A put option gives the holder the right, but not the obligation, to sell an underlying asset at a specified price (strike price) within a predetermined period (expiration date).

For example, an ETH put option with a strike price of $3000 and an expiration date of July 31, 2023, gives the holder the right to sell ETH at $3000 until July 31, 2023.

Strike Price

The strike price, also known as the exercise price, is the predetermined price at which the underlying asset can be bought or sold when exercising an options contract.

Expiration Date

The expiration date is the date on which an options contract ceases to be valid. After this date, the options contract becomes worthless.

Greeks

Greeks are risk measures used to assess factors affecting options' price and behavior. Common Greeks include:

  • Delta: Measures the sensitivity of an option's price to changes in the underlying asset's price. For example, a call option with a delta of 0.7 indicates that for every $1 increase in the underlying asset's price, the option's price will increase by $0.70.

  • Gamma: Indicates the rate of change in an option's delta in response to changes in the underlying asset's price. It helps assess the potential change in delta as the underlying asset's price fluctuates.

  • Theta: Represents the rate of time decay, indicating how an option's value erodes over time as the expiration date approaches. Theta is particularly relevant for options with a shorter time to expiration.

  • Vega: Reflects the sensitivity of an option's price to changes in implied volatility. Higher vega indicates a greater impact of volatility changes on the option's price.

  • Rho: Measures the impact of changes in interest rates on an option's price. Rho is more significant for options with longer time to expiration.

In-the-Money

An option is considered in-the-money when it has intrinsic value. For call options, this means the underlying asset's price is above the strike price. For put options, it means the underlying asset's price is below the strike price.

For example, if the price of ETH is $3200 and the call option's strike price is $3000, the call option is in-the-money by $200.

Out-of-the-Money

An option is out-of-the-money if it lacks intrinsic value. For call options, this occurs when the underlying asset's price is below the strike price. For put options, it happens when the underlying asset's price is above the strike price.

For example, if the price of ETH is $2800 and the call option's strike price is $3000, the call option is out-of-the-money.

At-the-Money

An option is at-the-money when the underlying asset's price is approximately equal to the strike price.

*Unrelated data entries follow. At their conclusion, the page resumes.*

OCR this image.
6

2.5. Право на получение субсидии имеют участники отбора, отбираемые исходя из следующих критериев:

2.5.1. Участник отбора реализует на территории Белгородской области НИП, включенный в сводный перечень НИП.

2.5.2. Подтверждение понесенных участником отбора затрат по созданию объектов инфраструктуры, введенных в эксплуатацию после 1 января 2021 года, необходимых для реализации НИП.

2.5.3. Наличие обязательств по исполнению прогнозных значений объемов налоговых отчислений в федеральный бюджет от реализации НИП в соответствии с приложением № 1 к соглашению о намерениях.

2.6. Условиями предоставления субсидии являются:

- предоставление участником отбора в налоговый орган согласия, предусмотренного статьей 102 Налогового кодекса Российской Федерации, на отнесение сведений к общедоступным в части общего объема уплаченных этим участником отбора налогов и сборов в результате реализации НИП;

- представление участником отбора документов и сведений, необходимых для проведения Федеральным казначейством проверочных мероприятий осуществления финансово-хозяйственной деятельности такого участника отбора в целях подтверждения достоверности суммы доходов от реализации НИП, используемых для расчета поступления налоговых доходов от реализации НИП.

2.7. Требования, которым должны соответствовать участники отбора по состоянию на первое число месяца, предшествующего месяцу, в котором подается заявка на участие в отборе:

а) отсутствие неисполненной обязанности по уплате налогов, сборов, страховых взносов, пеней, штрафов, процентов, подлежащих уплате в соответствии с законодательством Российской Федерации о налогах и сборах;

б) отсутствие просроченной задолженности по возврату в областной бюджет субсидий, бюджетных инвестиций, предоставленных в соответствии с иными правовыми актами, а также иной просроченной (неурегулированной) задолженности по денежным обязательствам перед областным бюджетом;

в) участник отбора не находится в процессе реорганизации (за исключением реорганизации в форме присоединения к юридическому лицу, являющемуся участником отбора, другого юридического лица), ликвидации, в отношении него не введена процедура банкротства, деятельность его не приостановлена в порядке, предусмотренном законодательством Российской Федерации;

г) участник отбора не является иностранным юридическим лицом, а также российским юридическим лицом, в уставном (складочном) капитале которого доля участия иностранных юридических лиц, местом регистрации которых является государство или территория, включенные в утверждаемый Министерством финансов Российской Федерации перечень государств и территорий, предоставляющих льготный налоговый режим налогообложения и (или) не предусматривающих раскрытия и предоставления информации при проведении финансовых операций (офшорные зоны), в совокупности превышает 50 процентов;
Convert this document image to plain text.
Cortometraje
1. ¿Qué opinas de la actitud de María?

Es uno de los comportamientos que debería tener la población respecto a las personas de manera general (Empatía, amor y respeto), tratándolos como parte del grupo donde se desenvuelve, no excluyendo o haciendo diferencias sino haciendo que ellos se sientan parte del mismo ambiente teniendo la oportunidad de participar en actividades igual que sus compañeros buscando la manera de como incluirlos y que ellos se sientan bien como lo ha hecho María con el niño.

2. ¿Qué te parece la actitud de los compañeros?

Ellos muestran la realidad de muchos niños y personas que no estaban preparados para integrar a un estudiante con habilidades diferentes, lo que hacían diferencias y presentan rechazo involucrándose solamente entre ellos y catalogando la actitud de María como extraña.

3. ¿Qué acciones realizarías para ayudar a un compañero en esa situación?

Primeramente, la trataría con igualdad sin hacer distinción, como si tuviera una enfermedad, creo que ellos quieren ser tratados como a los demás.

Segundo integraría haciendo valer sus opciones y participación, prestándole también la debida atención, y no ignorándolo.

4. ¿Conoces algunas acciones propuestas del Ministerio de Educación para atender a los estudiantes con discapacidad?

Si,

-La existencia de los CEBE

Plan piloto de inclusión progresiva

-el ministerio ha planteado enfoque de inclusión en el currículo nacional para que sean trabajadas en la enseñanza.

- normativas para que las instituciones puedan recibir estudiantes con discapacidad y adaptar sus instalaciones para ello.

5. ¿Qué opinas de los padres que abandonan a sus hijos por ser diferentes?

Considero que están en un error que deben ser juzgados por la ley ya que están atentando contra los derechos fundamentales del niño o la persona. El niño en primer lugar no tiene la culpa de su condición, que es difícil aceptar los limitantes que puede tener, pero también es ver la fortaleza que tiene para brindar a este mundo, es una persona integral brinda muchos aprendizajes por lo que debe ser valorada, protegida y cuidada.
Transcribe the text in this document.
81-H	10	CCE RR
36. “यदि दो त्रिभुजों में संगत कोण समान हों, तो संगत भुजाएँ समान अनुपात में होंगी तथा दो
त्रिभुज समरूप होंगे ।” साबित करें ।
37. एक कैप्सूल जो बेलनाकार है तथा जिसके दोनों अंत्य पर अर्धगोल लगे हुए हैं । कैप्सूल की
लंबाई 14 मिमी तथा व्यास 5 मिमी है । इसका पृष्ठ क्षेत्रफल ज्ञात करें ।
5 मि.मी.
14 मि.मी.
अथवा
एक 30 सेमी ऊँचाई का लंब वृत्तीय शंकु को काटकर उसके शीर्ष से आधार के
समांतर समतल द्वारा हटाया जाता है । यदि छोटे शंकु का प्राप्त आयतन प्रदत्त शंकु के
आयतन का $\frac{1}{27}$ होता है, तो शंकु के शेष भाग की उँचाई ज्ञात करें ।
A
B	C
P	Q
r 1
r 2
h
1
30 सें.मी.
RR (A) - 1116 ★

At-the-money options have no intrinsic value and consist solely of time value.

Volatility

Volatility refers to the degree of variation in an asset's price. In options trading, higher volatility generally leads to increased option premiums, while lower volatility can result in reduced premiums.

Maker

A maker refers to a market participant who adds liquidity to the order book by placing a limit order that is not immediately matched with an existing order. Makers contribute to market depth and may be eligible for certain fee incentives.

Taker

A taker, on the other hand, is a market participant who removes liquidity from the order book by placing an order that matches an existing limit order. Takers typically pay fees for executing trades that immediately match with existing orders.

Option Premium

The option premium is the price paid or received for an options contract. It consists of intrinsic value (if any) and time value, which represents the potential for the option to gain value before expiration.

This glossary provides a foundation for understanding options trading terminology. Continuously expanding your knowledge and consulting additional resources will further enhance your understanding of the dynamic world of options trading.

European Style Options:

These are types of options that can only be exercised at the time of expiration. The term does not have any relation to where the options are traded or located. European style options are primarily used with index options, while American style options are used with individual stocks.

American Style Options:

These are types of options that can be exercised at any time up to the expiration date. This provides more flexibility for the option holder, but they are typically more expensive than European style options. American style options are used most commonly with stocks and bonds.